CVE-2021-47153: i2c: i801: Don't generate an interrupt on bus reset
In the Linux kernel, the following vulnerability has been resolved:
i2c: i801: Don't generate an interrupt on bus reset
Now that the i2c-i801 driver supports interrupts, setting the KILL bit
in a attempt to recover from a timed out transaction triggers an
interrupt. Unfortunately, the interrupt handler (i801_isr) is not
prepared for this situation and will try to process the interrupt as
if it was signaling the end of a successful transaction. In the case
of a block transaction, this can result in an out-of-range memory
access.
This condition was reproduced several times by syzbot:
https://syzkaller.appspot.com/bug?extid=ed71512d469895b5b34e
https://syzkaller.appspot.com/bug?extid=8c8dedc0ba9e03f6c79e
https://syzkaller.appspot.com/bug?extid=c8ff0b6d6c73d81b610e
https://syzkaller.appspot.com/bug?extid=33f6c360821c399d69eb
https://syzkaller.appspot.com/bug?extid=be15dc0b1933f04b043a
https://syzkaller.appspot.com/bug?extid=b4d3fd1dfd53e90afd79
So disable interrupts while trying to reset the bus. Interrupts will
be enabled again for the following transaction.
Security readout for executives and security teams
Plain-English summary
This is a Linux kernel driver flaw in the i2c-i801 bus controller. During recovery from a timed-out transaction, the driver could trigger an unexpected interrupt and mishandle memory. Business risk is mainly to systems where already highly privileged local users or workloads can reach this kernel path.
Executive priority
Treat as routine but real kernel maintenance risk. It is not remotely exploitable based on supplied evidence, but privileged local kernel memory bugs can matter on shared, multi-tenant, or heavily delegated systems.
Technical view
The i2c-i801 driver sets the KILL bit during bus reset after transaction timeout. With interrupt support enabled, that can invoke i801_isr, which treats the interrupt as successful transaction completion. For block transactions, the CVE states this can cause out-of-range memory access.
Likely exposure
Exposure is limited to Linux systems running affected kernel versions with the i2c-i801 driver path present. The source lists Linux kernel ranges and stable commits, but distribution backport status must be verified per vendor package.
Exploitation context
No active exploitation is cited, and KEV is false. The issue was reproduced by syzbot. CVSS marks attack vector local, low complexity, no user interaction, and high privileges required, with possible confidentiality and availability impact.
Researcher notes
Evidence supports a driver interrupt-handling bug fixed by disabling interrupts during bus reset. The source bundle does not provide public exploit details, distribution-specific affected package names, or a named workaround beyond applying fixed kernel changes.
Mitigation direction
Update to a vendor kernel containing the referenced stable Linux fixes.
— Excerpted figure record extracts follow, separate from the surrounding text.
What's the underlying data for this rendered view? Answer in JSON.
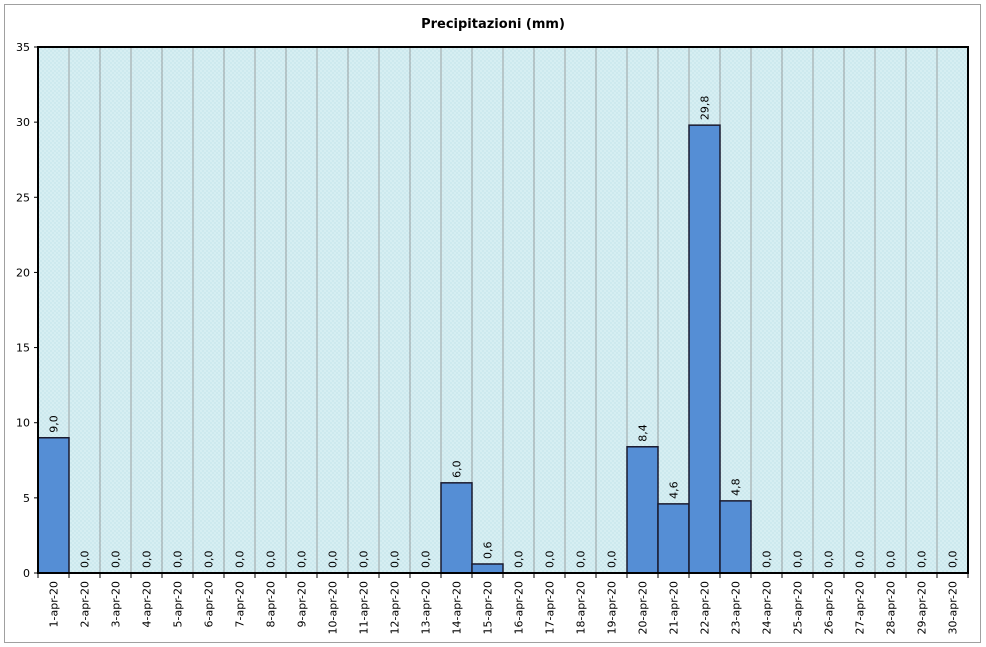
{
  "chart_data": {
    "type": "bar",
    "title": "Precipitazioni (mm)",
    "xlabel": "",
    "ylabel": "",
    "ylim": [
      0,
      35
    ],
    "yticks": [
      "0",
      "5",
      "10",
      "15",
      "20",
      "25",
      "30",
      "35"
    ],
    "grid": "vertical",
    "legend": "none",
    "categories": [
      "1-apr-20",
      "2-apr-20",
      "3-apr-20",
      "4-apr-20",
      "5-apr-20",
      "6-apr-20",
      "7-apr-20",
      "8-apr-20",
      "9-apr-20",
      "10-apr-20",
      "11-apr-20",
      "12-apr-20",
      "13-apr-20",
      "14-apr-20",
      "15-apr-20",
      "16-apr-20",
      "17-apr-20",
      "18-apr-20",
      "19-apr-20",
      "20-apr-20",
      "21-apr-20",
      "22-apr-20",
      "23-apr-20",
      "24-apr-20",
      "25-apr-20",
      "26-apr-20",
      "27-apr-20",
      "28-apr-20",
      "29-apr-20",
      "30-apr-20"
    ],
    "values": [
      9.0,
      0,
      0,
      0,
      0,
      0,
      0,
      0,
      0,
      0,
      0,
      0,
      0,
      6.0,
      0.6,
      0,
      0,
      0,
      0,
      8.4,
      4.6,
      29.8,
      4.8,
      0,
      0,
      0,
      0,
      0,
      0,
      0
    ],
    "value_labels": [
      "9,0",
      "0,0",
      "0,0",
      "0,0",
      "0,0",
      "0,0",
      "0,0",
      "0,0",
      "0,0",
      "0,0",
      "0,0",
      "0,0",
      "0,0",
      "6,0",
      "0,6",
      "0,0",
      "0,0",
      "0,0",
      "0,0",
      "8,4",
      "4,6",
      "29,8",
      "4,8",
      "0,0",
      "0,0",
      "0,0",
      "0,0",
      "0,0",
      "0,0",
      "0,0"
    ],
    "colors": {
      "bar_fill": "#558ed5",
      "bar_stroke": "#1a1a2e",
      "plot_background": "#d6eef2",
      "hatch": "#b9dde3",
      "gridline": "#8c8c8c"
    }
  }
}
Check distribution advisories for backported i2c-i801 fixes.
Prioritize hosts that permit privileged local users or privileged workloads.
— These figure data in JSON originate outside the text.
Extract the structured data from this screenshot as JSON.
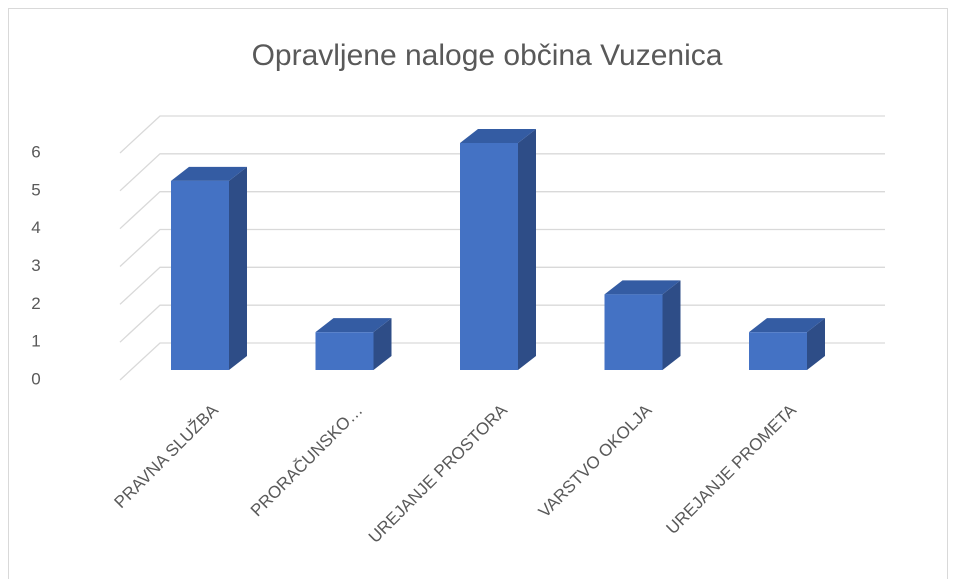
{
  "chart_data": {
    "type": "bar3d",
    "title": "Opravljene naloge občina Vuzenica",
    "categories": [
      "PRAVNA SLUŽBA",
      "PRORAČUNSKO…",
      "UREJANJE PROSTORA",
      "VARSTVO OKOLJA",
      "UREJANJE PROMETA"
    ],
    "values": [
      5,
      1,
      6,
      2,
      1
    ],
    "color": "#4472c4",
    "ylim": [
      0,
      6
    ],
    "yticks": [
      0,
      1,
      2,
      3,
      4,
      5,
      6
    ],
    "grid": true
  }
}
If patching is delayed, follow vendor guidance on driver exposure or workarounds.
Validation and detection
Inventory running kernel versions across Linux assets.
Confirm whether affected systems load or depend on the i2c-i801 driver.
Review kernel package changelogs for the referenced stable commits.
Track remediation through normal vulnerability management until patched packages are deployed.
Generated from the cited source records. This long-tail analysis has not been individually reviewed by a named human.
Potential ATT&CK relevance
Conservative CVE-to-ATT&CK context
These mappings and lookup hints may be relevant to the vulnerability behavior, CWE, affected product, or exposure path. Glexia-inferred context is not an official MITRE, ATT&CK, CWE, or CVE Program mapping.
ATT&CK lookup starting points
Use these exact CWE pages and searches to review the Glexia ATT&CK library from this CVE's weakness and description context.
cve · low confidence lookup
CVE-2021-47153 mapping review
Open the CVE-to-ATT&CK bridge for reviewed, inferred, or future official mappings tied to this CVE.
These fields come from the CVE record and ADP containers, not from Glexia's Take. They preserve time-varying source decisions such as CISA SSVC, KEV status, CVSS metrics, and provider references.
We collect every scored CVSS vector available in the official CNA and ADP containers. When more than one version is present, the table keeps the source vectors side by side instead of collapsing them into the highest score.